Artificial neural networks (ANN) is a field of research aimed at using complex systems, made of simple identical non-linear parallel elements, for performing different types of tasks; for review see (Hertz et al 1990),(Bishop 1995) and (Ripley 1996). During the years neural networks have been successfully applied to perform regression, classification, control and prediction tasks in a variety of scenarios and architectures. The most popular and useful of ANN architectures is that of layered feed-for ward neural networks, in which the non-linear elements (neurons) are arranged in successive layers, and the information flows unidirectionally; this is in contrast to the other main generic architecture of recurrent networks where feed-back connections are also permitted.
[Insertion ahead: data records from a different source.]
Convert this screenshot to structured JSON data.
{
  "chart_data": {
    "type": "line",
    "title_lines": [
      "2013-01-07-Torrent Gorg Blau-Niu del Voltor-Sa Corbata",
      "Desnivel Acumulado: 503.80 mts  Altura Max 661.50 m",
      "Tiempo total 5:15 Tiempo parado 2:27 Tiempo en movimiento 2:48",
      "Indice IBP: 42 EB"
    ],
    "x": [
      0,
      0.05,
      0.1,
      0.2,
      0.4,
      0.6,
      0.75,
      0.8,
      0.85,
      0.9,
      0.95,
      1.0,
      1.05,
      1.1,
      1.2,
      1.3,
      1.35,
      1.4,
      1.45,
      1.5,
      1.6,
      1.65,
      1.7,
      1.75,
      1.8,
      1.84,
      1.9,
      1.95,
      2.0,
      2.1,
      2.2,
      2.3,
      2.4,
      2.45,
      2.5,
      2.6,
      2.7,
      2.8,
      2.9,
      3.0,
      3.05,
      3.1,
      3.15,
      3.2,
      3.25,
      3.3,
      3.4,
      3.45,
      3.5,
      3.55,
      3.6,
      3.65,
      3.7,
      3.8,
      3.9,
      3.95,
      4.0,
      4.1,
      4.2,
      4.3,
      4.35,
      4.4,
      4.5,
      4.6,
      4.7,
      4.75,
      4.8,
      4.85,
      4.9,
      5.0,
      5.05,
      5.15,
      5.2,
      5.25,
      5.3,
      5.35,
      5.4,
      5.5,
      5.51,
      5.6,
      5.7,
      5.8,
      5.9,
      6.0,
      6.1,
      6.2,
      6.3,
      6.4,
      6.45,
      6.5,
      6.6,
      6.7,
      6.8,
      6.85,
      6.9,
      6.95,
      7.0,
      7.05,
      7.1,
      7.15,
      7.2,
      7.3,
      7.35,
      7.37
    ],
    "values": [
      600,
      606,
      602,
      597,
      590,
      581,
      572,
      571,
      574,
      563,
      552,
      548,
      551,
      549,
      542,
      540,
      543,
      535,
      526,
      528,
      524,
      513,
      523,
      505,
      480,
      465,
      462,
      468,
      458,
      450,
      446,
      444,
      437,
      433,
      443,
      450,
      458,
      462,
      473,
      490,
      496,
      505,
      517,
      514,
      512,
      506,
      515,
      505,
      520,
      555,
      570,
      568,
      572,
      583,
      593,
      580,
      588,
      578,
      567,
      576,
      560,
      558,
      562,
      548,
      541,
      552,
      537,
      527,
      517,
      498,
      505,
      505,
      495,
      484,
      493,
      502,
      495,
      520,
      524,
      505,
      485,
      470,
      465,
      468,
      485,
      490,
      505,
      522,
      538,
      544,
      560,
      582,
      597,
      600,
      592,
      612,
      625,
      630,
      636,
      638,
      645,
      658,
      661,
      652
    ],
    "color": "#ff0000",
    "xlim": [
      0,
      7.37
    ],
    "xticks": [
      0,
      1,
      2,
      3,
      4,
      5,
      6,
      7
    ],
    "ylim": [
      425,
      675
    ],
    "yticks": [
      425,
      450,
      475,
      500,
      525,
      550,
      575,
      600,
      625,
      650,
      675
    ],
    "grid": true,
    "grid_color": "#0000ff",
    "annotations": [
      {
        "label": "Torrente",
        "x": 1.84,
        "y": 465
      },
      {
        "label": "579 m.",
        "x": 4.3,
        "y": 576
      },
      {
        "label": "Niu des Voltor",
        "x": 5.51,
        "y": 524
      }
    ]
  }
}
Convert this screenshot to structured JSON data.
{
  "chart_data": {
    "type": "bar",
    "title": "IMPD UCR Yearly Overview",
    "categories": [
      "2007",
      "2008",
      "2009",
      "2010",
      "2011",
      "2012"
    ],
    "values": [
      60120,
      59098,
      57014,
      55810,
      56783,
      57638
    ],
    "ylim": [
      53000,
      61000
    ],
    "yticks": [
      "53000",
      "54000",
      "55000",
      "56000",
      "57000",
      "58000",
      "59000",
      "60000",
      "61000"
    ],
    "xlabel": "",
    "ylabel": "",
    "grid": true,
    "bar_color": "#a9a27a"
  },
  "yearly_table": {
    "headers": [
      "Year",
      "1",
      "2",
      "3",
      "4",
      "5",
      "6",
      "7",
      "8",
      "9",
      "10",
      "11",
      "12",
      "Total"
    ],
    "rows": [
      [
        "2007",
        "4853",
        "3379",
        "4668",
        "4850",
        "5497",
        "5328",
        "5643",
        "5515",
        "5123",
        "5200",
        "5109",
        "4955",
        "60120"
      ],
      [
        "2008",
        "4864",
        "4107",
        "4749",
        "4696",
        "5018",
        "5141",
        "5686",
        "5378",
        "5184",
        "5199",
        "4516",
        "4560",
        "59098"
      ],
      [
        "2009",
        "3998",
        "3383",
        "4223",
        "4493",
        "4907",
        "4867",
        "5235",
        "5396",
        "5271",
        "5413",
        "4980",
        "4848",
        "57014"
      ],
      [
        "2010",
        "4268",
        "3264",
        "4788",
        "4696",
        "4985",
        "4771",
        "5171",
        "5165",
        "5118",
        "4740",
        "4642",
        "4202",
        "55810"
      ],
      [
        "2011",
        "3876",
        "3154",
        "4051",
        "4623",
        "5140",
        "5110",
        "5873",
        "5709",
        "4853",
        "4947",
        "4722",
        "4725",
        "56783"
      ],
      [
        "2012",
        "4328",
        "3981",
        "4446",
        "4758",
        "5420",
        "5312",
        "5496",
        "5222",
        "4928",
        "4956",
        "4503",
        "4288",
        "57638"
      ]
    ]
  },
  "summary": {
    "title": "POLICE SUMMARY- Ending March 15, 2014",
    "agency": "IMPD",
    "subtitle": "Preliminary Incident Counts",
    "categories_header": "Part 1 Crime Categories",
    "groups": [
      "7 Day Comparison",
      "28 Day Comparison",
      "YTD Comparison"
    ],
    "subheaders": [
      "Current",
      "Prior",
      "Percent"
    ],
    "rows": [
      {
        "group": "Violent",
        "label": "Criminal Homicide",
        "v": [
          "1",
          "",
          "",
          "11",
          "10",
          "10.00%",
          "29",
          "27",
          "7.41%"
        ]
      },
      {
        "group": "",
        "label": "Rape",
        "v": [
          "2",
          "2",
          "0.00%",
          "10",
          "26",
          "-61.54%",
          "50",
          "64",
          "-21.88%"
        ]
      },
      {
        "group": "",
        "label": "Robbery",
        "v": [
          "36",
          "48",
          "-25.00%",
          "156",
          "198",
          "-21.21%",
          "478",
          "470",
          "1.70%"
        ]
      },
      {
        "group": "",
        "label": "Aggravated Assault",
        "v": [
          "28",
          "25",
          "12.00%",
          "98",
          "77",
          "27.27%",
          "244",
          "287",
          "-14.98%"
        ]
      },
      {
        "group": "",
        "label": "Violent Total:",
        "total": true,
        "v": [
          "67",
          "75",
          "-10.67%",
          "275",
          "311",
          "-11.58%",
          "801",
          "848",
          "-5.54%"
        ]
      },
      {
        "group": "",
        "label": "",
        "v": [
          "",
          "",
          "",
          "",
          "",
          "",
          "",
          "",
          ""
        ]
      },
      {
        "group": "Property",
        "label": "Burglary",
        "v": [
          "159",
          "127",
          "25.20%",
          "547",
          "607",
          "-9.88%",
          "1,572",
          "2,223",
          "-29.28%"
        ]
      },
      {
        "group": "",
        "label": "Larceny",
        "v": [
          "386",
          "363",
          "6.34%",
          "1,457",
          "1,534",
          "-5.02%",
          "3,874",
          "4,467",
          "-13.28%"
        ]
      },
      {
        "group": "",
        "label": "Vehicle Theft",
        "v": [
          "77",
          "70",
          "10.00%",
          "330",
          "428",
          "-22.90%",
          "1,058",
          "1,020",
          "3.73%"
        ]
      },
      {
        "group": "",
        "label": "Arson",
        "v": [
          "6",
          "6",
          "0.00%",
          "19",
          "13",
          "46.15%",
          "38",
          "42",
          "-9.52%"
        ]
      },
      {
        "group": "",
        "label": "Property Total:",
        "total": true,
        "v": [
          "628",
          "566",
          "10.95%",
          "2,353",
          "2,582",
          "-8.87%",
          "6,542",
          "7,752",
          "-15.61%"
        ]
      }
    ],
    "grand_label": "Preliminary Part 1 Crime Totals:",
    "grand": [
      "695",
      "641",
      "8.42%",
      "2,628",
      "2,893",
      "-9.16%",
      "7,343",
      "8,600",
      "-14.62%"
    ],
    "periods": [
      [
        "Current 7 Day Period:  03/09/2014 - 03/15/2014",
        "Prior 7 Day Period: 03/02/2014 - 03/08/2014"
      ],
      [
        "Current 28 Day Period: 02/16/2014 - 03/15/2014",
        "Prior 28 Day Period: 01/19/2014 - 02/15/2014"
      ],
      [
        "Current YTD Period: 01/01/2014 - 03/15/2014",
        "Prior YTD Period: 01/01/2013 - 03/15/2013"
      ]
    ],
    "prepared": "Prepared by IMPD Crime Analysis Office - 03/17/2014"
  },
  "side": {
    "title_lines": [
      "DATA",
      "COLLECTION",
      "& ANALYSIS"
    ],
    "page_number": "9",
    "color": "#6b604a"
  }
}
Layered networks with an arbitrary number of hidden units have been shown to be universal approximators (Cybenko 1989; Hornik et al 1989) for continuous maps and can therefore be used to implement any function defined in these terms.

Learning in layered neural networks refers to the modification of internal network parameters, so as to bring the map implemented by the network as close as possible to a desired map. Learning may be viewed as an optimization of the parameter set with respect to a set of training examples instancing the underlying rule. Two main training paradigms have emerged: batch learning, in which optimization is carried out with respect to the entire training set simultaneously, and on-line learning, where network parameters are updated after the presentation of each training example (which may be sampled with or without repetition).